- Episode no.: Season 1 Episode 6
- Directed by: Don Leaver
- Written by: Dennis Spooner
- Production code: 3370
- Original air date: 11 February 1961

Guest appearances
- Kenneth Warren; Mia Karam; Howard Goorney;

Episode chronology
| ← Previous "Crescent Moon" | Next → "Diamond Cut Diamond" |

= Girl on the Trapeze =

"Girl on the Trapeze" is the sixth episode of the first series of the 1960s cult British spy-fi television series The Avengers, starring Ian Hendry and Ingrid Hafner, and guest starring Mia Karam, Howard Goorney, and Kenneth J. Warren. It was performed and aired live on ABC on 11 February 1961, and is one of only three series 1 episodes which are known to exist (as of 2022), complete. The episode was directed by Don Leaver, and written by Dennis Spooner.

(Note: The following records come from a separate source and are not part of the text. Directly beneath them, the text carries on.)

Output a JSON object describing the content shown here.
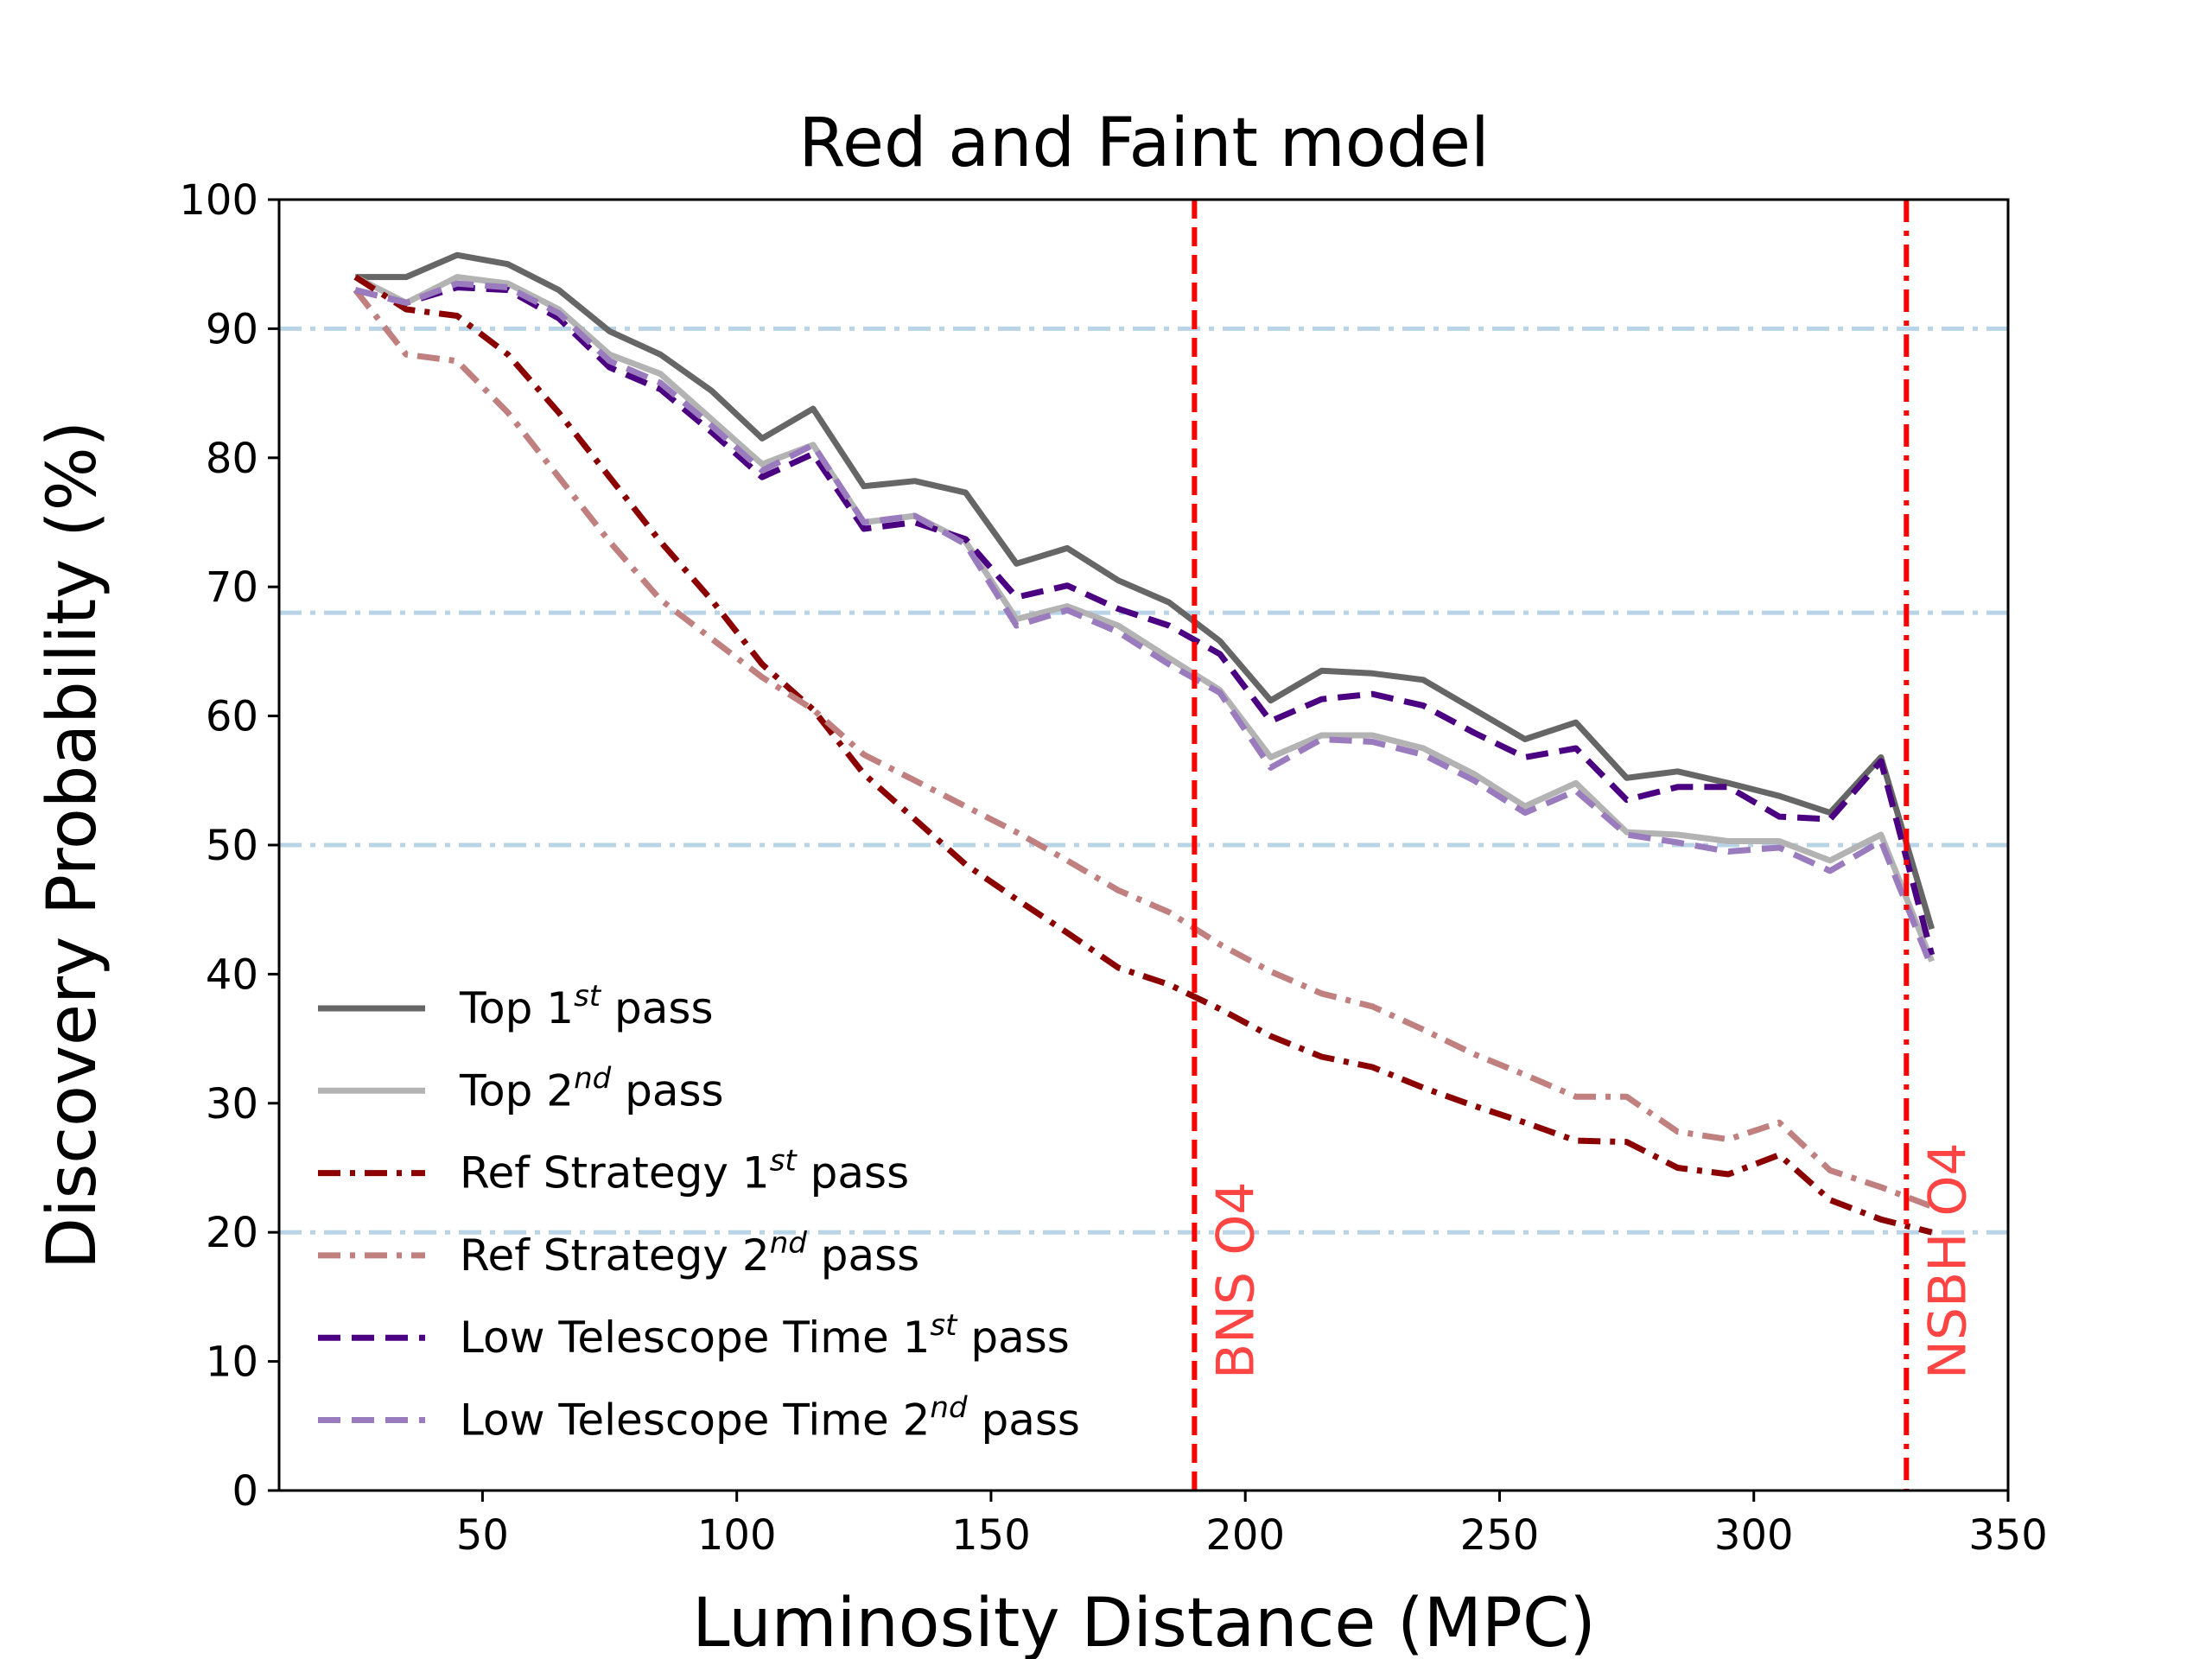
{
  "chart_data": {
    "type": "line",
    "title": "Red and Faint model",
    "xlabel": "Luminosity Distance (MPC)",
    "ylabel": "Discovery Probability (%)",
    "xlim": [
      10,
      350
    ],
    "ylim": [
      0,
      100
    ],
    "x_ticks": [
      50,
      100,
      150,
      200,
      250,
      300,
      350
    ],
    "y_ticks": [
      0,
      10,
      20,
      30,
      40,
      50,
      60,
      70,
      80,
      90,
      100
    ],
    "x_tick_labels": [
      "50",
      "100",
      "150",
      "200",
      "250",
      "300",
      "350"
    ],
    "y_tick_labels": [
      "0",
      "10",
      "20",
      "30",
      "40",
      "50",
      "60",
      "70",
      "80",
      "90",
      "100"
    ],
    "grid": false,
    "legend_position": "lower-left",
    "x": [
      25,
      35,
      45,
      55,
      65,
      75,
      85,
      95,
      105,
      115,
      125,
      135,
      145,
      155,
      165,
      175,
      185,
      195,
      205,
      215,
      225,
      235,
      245,
      255,
      265,
      275,
      285,
      295,
      305,
      315,
      325,
      335
    ],
    "series": [
      {
        "name": "Top 1st pass",
        "label_main": "Top 1",
        "label_sup": "st",
        "label_tail": " pass",
        "color": "#666666",
        "dash": "solid",
        "values": [
          94,
          94,
          95.7,
          95,
          93,
          89.8,
          88,
          85.2,
          81.5,
          83.8,
          77.8,
          78.2,
          77.3,
          71.8,
          73,
          70.5,
          68.8,
          65.8,
          61.2,
          63.5,
          63.3,
          62.8,
          60.5,
          58.2,
          59.5,
          55.2,
          55.7,
          54.8,
          53.8,
          52.5,
          56.8,
          43.5
        ]
      },
      {
        "name": "Top 2nd pass",
        "label_main": "Top 2",
        "label_sup": "nd",
        "label_tail": " pass",
        "color": "#b3b3b3",
        "dash": "solid",
        "values": [
          94,
          92,
          94,
          93.5,
          91.5,
          88,
          86.5,
          83,
          79.5,
          81,
          75,
          75.5,
          73.5,
          67.5,
          68.5,
          67,
          64.5,
          62,
          56.8,
          58.5,
          58.5,
          57.5,
          55.5,
          53,
          54.8,
          51,
          50.8,
          50.3,
          50.3,
          48.8,
          50.8,
          41
        ]
      },
      {
        "name": "Ref Strategy 1st pass",
        "label_main": "Ref Strategy 1",
        "label_sup": "st",
        "label_tail": " pass",
        "color": "#8b0000",
        "dash": "dashdot",
        "values": [
          94,
          91.5,
          91,
          88,
          83.5,
          78.5,
          73.5,
          69,
          64,
          60.5,
          55.5,
          52,
          48.5,
          45.8,
          43.2,
          40.5,
          39.2,
          37.3,
          35.2,
          33.6,
          32.8,
          31.2,
          29.8,
          28.5,
          27.1,
          27,
          25,
          24.5,
          26,
          22.5,
          21,
          20
        ]
      },
      {
        "name": "Ref Strategy 2nd pass",
        "label_main": "Ref Strategy 2",
        "label_sup": "nd",
        "label_tail": " pass",
        "color": "#c08080",
        "dash": "dashdot",
        "values": [
          93,
          88,
          87.5,
          83.5,
          78.5,
          73.5,
          69,
          66,
          63,
          60.5,
          57,
          55,
          53,
          51,
          48.8,
          46.5,
          44.8,
          42.3,
          40.2,
          38.5,
          37.5,
          35.7,
          33.8,
          32.2,
          30.5,
          30.5,
          27.8,
          27.2,
          28.5,
          24.8,
          23.5,
          22
        ]
      },
      {
        "name": "Low Telescope Time 1st pass",
        "label_main": "Low Telescope Time 1",
        "label_sup": "st",
        "label_tail": " pass",
        "color": "#4b0082",
        "dash": "dashed",
        "values": [
          93,
          92,
          93.2,
          93,
          90.8,
          87,
          85.3,
          82,
          78.5,
          80.3,
          74.5,
          75,
          73.7,
          69.2,
          70.1,
          68.3,
          67,
          64.8,
          59.6,
          61.3,
          61.7,
          60.8,
          58.7,
          56.8,
          57.5,
          53.5,
          54.5,
          54.5,
          52.2,
          52,
          56.5,
          41.5
        ]
      },
      {
        "name": "Low Telescope Time 2nd pass",
        "label_main": "Low Telescope Time 2",
        "label_sup": "nd",
        "label_tail": " pass",
        "color": "#9a7bbd",
        "dash": "dashed",
        "values": [
          93,
          92,
          93.5,
          93.2,
          91.2,
          87.5,
          85.8,
          82.5,
          79,
          81,
          75,
          75.5,
          73.3,
          67,
          68.2,
          66.5,
          64,
          61.8,
          56,
          58.2,
          58,
          57,
          55,
          52.5,
          54.2,
          50.8,
          50.2,
          49.5,
          49.8,
          48,
          50.3,
          40.5
        ]
      }
    ],
    "hlines": [
      {
        "y": 90,
        "color": "#b8d4e6",
        "dash": "dashdot"
      },
      {
        "y": 68,
        "color": "#b8d4e6",
        "dash": "dashdot"
      },
      {
        "y": 50,
        "color": "#b8d4e6",
        "dash": "dashdot"
      },
      {
        "y": 20,
        "color": "#b8d4e6",
        "dash": "dashdot"
      }
    ],
    "vlines": [
      {
        "x": 190,
        "label": "BNS O4",
        "color": "#ff0000",
        "label_color": "#ff4444",
        "dash": "dashed"
      },
      {
        "x": 330,
        "label": "NSBH O4",
        "color": "#ff0000",
        "label_color": "#ff4444",
        "dash": "dashdot"
      }
    ]
  }
}
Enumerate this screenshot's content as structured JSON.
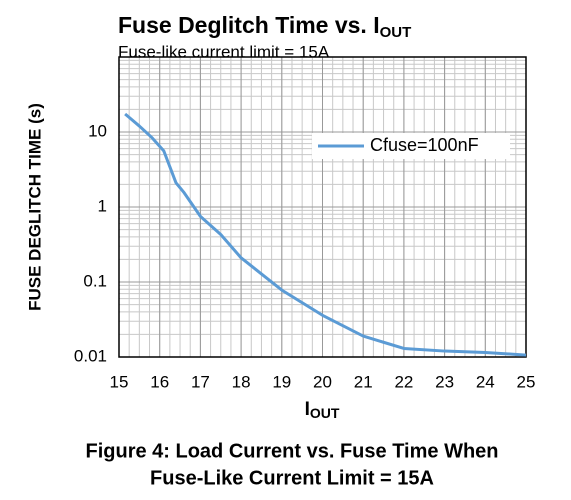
{
  "chart_data": {
    "type": "line",
    "title": {
      "text": "Fuse Deglitch Time vs. I",
      "subscript": "OUT"
    },
    "subtitle": "Fuse-like current limit = 15A",
    "xlabel": {
      "text": "I",
      "subscript": "OUT"
    },
    "ylabel": "FUSE DEGLITCH TIME (s)",
    "caption": [
      "Figure 4: Load Current vs. Fuse Time When",
      "Fuse-Like Current Limit = 15A"
    ],
    "x": [
      15.15,
      15.5,
      15.8,
      16.1,
      16.4,
      16.6,
      17,
      17.5,
      18,
      19,
      20,
      21,
      22,
      23,
      24,
      25
    ],
    "series": [
      {
        "name": "Cfuse=100nF",
        "color": "#5b9bd5",
        "values": [
          17.4,
          12,
          8.5,
          5.6,
          2.1,
          1.55,
          0.75,
          0.43,
          0.21,
          0.078,
          0.036,
          0.019,
          0.013,
          0.012,
          0.0115,
          0.0106
        ]
      }
    ],
    "xlim": [
      15,
      25
    ],
    "xticks": [
      15,
      16,
      17,
      18,
      19,
      20,
      21,
      22,
      23,
      24,
      25
    ],
    "ylim": [
      0.01,
      100
    ],
    "yticks": [
      0.01,
      0.1,
      1,
      10
    ],
    "ylog": true,
    "grid": true
  }
}
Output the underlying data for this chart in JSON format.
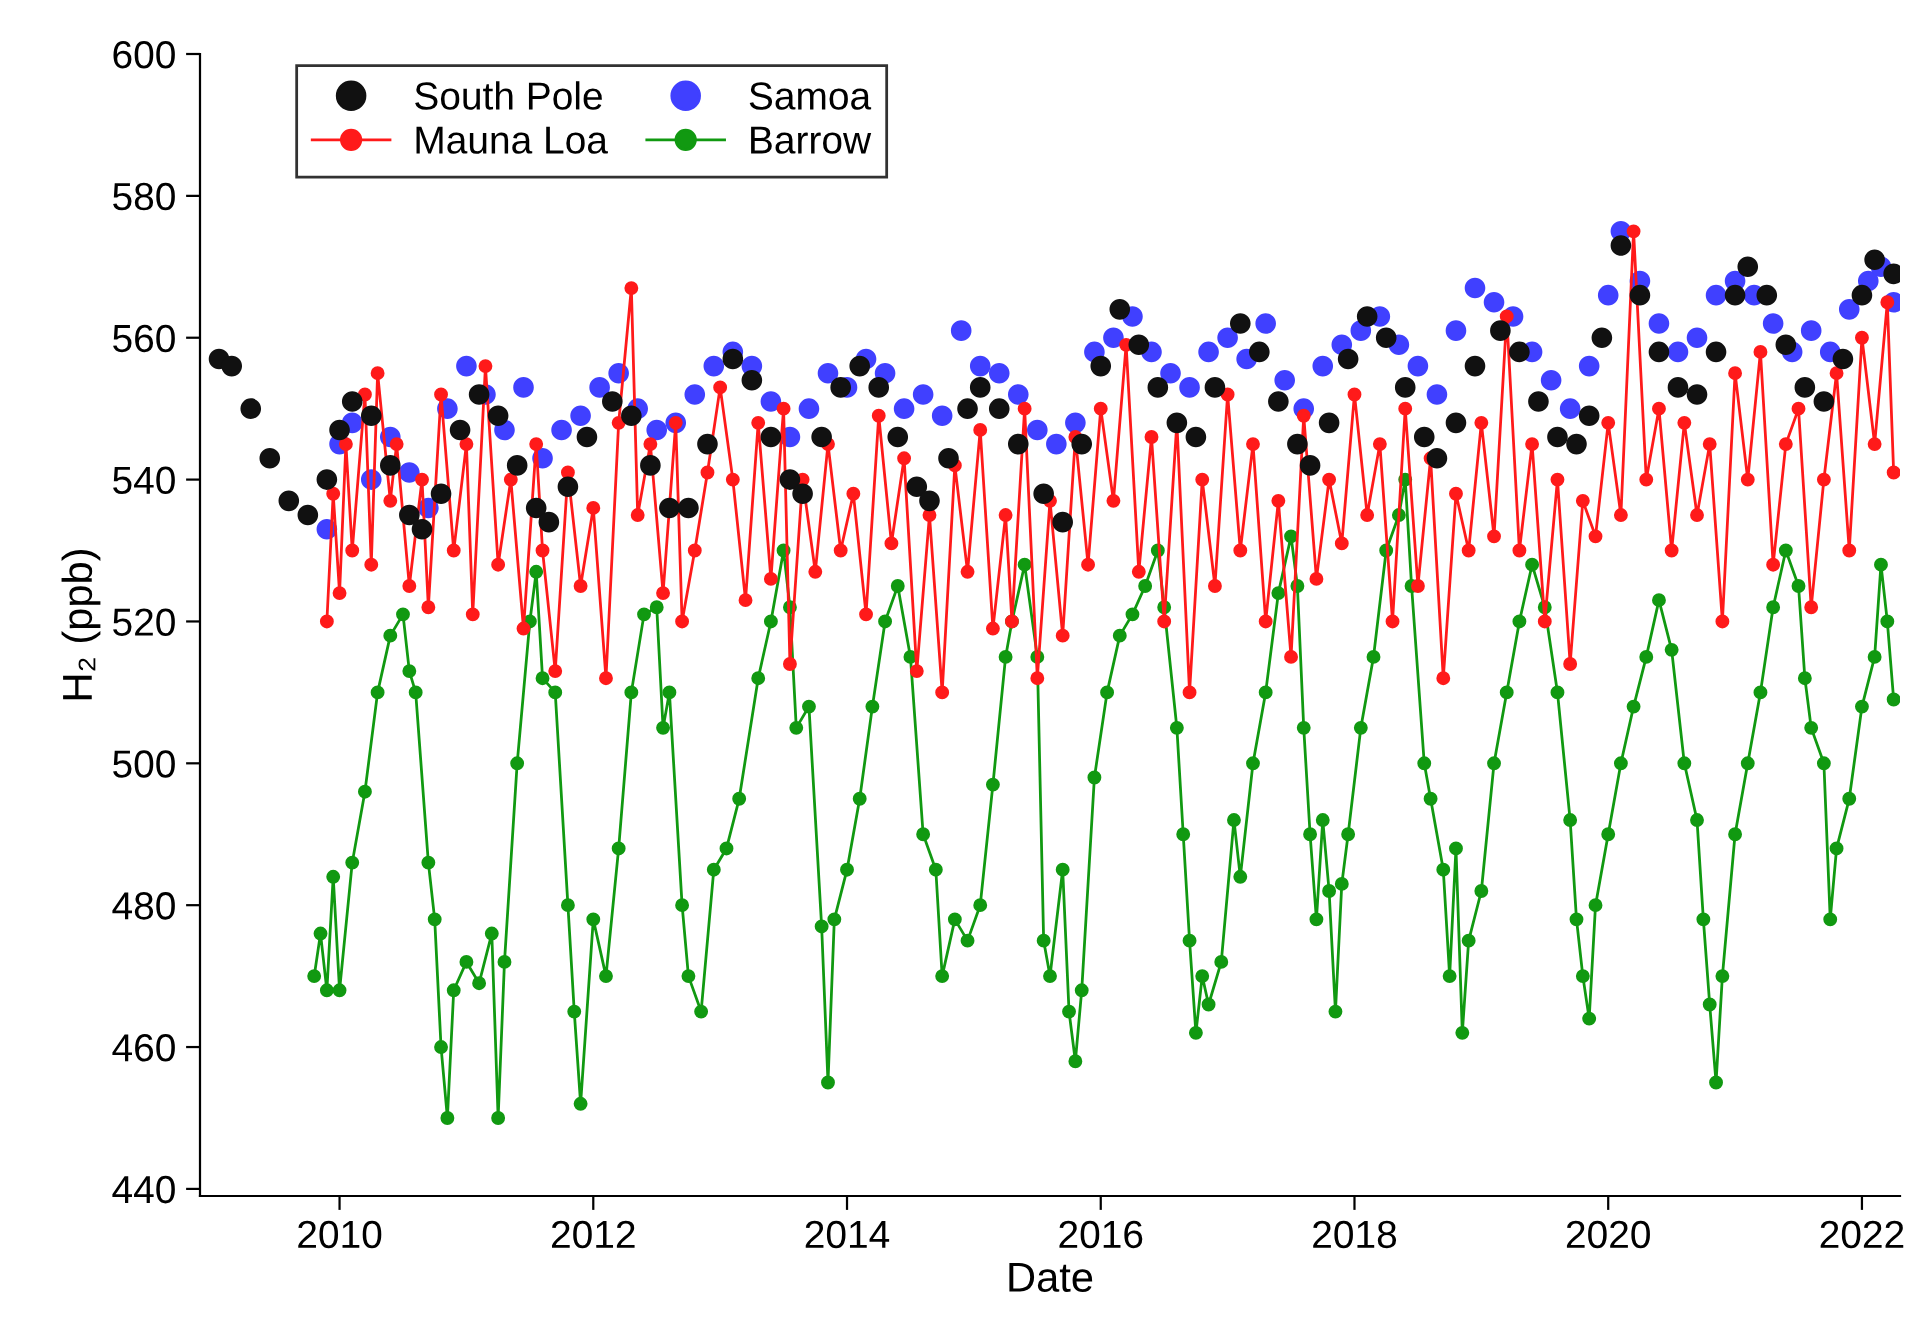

It is notable as being one of only two Avengers episodes in which the character of John Steed, played by Patrick Macnee (who, at this point in the series' history, was a supporting character to Hendry's David Keel, not the lead), does not appear.

==Plot==
Dr. Keel rescues a young woman who tries to commit suicide by jumping into the River Thames. The woman is a trapeze artist with a visiting Central European circus. Foreign agents are trying to use her to force her father, a scientist who defected to Britain, to return to his country home.

==Cast==
- Ian Hendry as Dr. David Keel
- Ingrid Hafner as Carol Wilson
- Mia Karam as Anna Danilov
- Howard Goorney as Supt. Lewis
- Kenneth J. Warren as Zibbo
- Edwin Richfield as Stefan
- Delena Kidd as Vera Korsova
- Ivor Salter as Police Sergeant
- David Grey as Dr. Sterret
- Dorothy Blythe as Box Office Clerk
- Ian Gardiner as Policeman
- Andy Alston as Turek

==Production==
The episode was broadcast live on ABC on 11 February 1961.